Re: Poor performance when joining against inherited tables

From: Lucas Madar <madar(at)samsix(dot)com>
To: Robert Haas <robertmhaas(at)gmail(dot)com>
Cc: pgsql-performance(at)postgresql(dot)org
Subject: Re: Poor performance when joining against inherited tables
Date: 2011-05-11 20:47:53
Message-ID: sig.81124526f3.4DCAF5F9.10904@samsix.com
Views: Raw Message | Whole Thread | Download mbox | Resend email
Thread:
Lists: pgsql-performance

On 05/11/2011 09:38 AM, Robert Haas wrote:
>> However, if I disable seqscan (set enable_seqscan=false), I get the
>> following plan:
>>
>> QUERY PLAN
>> ------------
>> Hash Join (cost=10001298843.53..290002337961.71 rows=8643757 width=506)
>> Hash Cond: (f.id = objects.id)
>> -> Append (cost=10000000000.00..290000536334.43 rows=8643757 width=20)
>> -> Seq Scan on item f (cost=10000000000.00..10000000026.30
>> rows=1630 width=20)
>> -> Index Scan using xxx_pkey on itemXX f (cost=0.00..10.60 rows=90
>> width=20)
>> -> Index Scan using yyy_pkey on itemYY f (cost=0.00..25.24
>> rows=266 width=20)
>> -> Index Scan using zzz_pkey on itemZZ f (cost=0.00..9.28 rows=2
>> width=20)
>> ...
>> -> Hash (cost=999347.17..999347.17 rows=3941949 width=490)
>> -> Index Scan using objects_pkey on objects (cost=0.00..999347.17
>> rows=3941949 width=490)
>>
>> This seems like a much more sensible query plan.
> I don't think so.
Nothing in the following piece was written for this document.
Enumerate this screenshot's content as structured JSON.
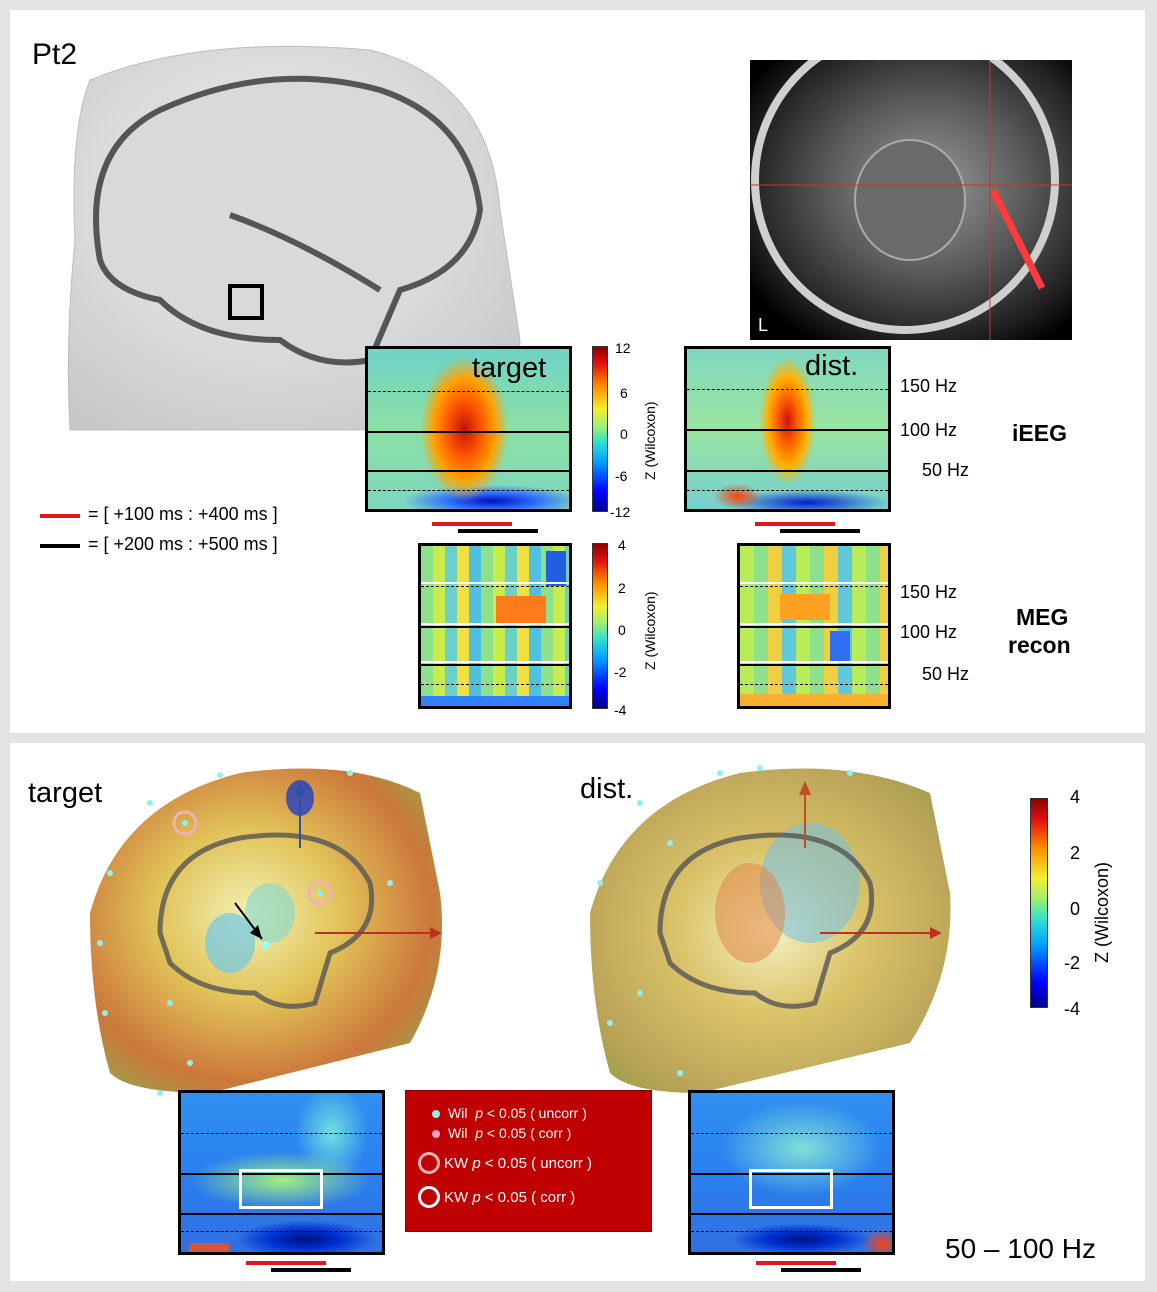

Scanning the index to extract all the rows in a
> table is typically going to be a lot slower than a sequential scan.
>
> A more interesting question is why you're not getting a plan like this:
>
> Nested Loop
> -> Seq Scan on objects
> -> Append
> -> Index Scan using xxx_pkey on itemXX
> -> Index Scan using yyy_pkey on itemYY
> -> Index Scan using zzz_pkey on itemZZ

Compared to the previous query plan (omitted in this e-mail, in which
the planner was scanning all the item tables sequentially), the second
query is much more desirable. It takes about 12 seconds to complete,
versus the other query which I canceled after six hours. However, what
you propose seems to make even more sense.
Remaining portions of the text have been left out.